FAQ - Häufig gestellte Fragen

Frage: Welche Art Energiespeicher wären für die Speicherung grösserer Mengen Strom geeignet?

Antwort: Zum Beispiel die Cellstrom FB10/100. Eine Vanadium Redox Technologie. Die Batterie ist 4,10 m lang, 2,20 m breit und 2,4 m hoch mit einer Kapazität von 125 kWh wovon 80 % =100 kWh nutzbar sind. Ideal als Zwischenspeicher und zur Glättung der teuren Stromspitzen. (Bereitstellungspreis) Flexibler Einsatz möglich durch transportablen Container. Nachteil aktuell, z.Zt. noch relativ hoher Preis (auf Anfrage, hoher 5 stelliger Bereich).

Frage: Sind die GanWind-Anlagen für die Eigennutzung des produzierten Stroms auch geeignet?

Antwort: Die GanWind-Anlagen sind für diese Art der Nutzung entwickelt worden. Je mehr Strom Sie von der produzierten Menge selbst verbrauchen, um so wirtschaftlicher ist die Anlage.

Frage: Gibt es auch eine Einspeisevergütung wie bei den grossen Anlagen?

Antwort: Ja, ab Januar 2009 gibt es 9,2 Cent pro kWh Strom der ins öffentliche Netz eingespeist wird.

Frage: Kann man den Strom speichern um ihn später zu nutzen?

Antwort: Ja, aber zur Zeit noch mit relativ teuren Lösungen. Sinnvoller wäre es, den Strom in Wärme umzuwandel und die Wärme in einem Pufferspeicher für den Einsatz als Heizungsergänzung oder für die Erhitzung des Brauchwassers zu nutzen.
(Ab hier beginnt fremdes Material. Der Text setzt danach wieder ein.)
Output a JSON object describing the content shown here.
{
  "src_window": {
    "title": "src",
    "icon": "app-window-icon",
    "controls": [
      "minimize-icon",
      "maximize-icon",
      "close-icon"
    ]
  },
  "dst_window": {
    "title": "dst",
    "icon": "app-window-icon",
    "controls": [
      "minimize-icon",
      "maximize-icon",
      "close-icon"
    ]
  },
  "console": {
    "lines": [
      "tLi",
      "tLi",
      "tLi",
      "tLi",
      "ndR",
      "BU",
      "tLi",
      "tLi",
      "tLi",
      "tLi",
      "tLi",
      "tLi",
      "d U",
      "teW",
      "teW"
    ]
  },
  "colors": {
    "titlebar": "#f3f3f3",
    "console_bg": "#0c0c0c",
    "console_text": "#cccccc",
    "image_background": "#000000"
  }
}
Frage: Welche Leistungen bringen die verwendeten Generatoren?

Antwort: Die Leistung der Generatoren ist immer grösser als die Leistungsabgabe nach der Steuereinheit/Wechselrichter. Für den Kunden zählt ausschliesslich, welche Menge Strom ihm zur Verfügung steht und das ist die Menge nach dem Wechselrichter. Bei der 20 kW-Anlage also 20 kW in drei Phasen a 230 V 50 Hz (Netzkonformer Strom). Da die Nennleistung aber schon bei 12 m/sek erreicht wird, der Generator aber 32 kW leisten kann, stehen bei höheren Windgeschwindigkeiten auch grössere Mengen Strom an. Der Wechselrichter lässt aber nur 20 kW heraus. Die restlichen Strommengen (je nach Windgeschwindigkeit) ungeregelt bis zu 12 kW, können für die Einspeisung in die Heizung genutzt werden. (Heizstäbe bis 400 V)

Frage: Warum ist der Turm bei der 20 kW-Anlage aus Schleuderbeton?

Antwort: Wäre der Mast aus Stahl, wie bei der kleineren Anlage, wäre er viel zu teuer und hätte bei dieser Höhe statische Nachteile insbesondere im Resonanzverhalten.

Frage: Was meinen Sie mit Resonanzverhalten?

Antwort: Ich meine das Verhältnis der Eigenschwingung desRotorkopfes zur Schwingung des Turmes, ausgelöst durch unterschiedlichen Winddruck. Die Schwingungen dürfen sich nicht gegenseitig verstärken was zum "Aufschaukeln" und eventuellem Zerstören der Windkraftanlage führen könnte.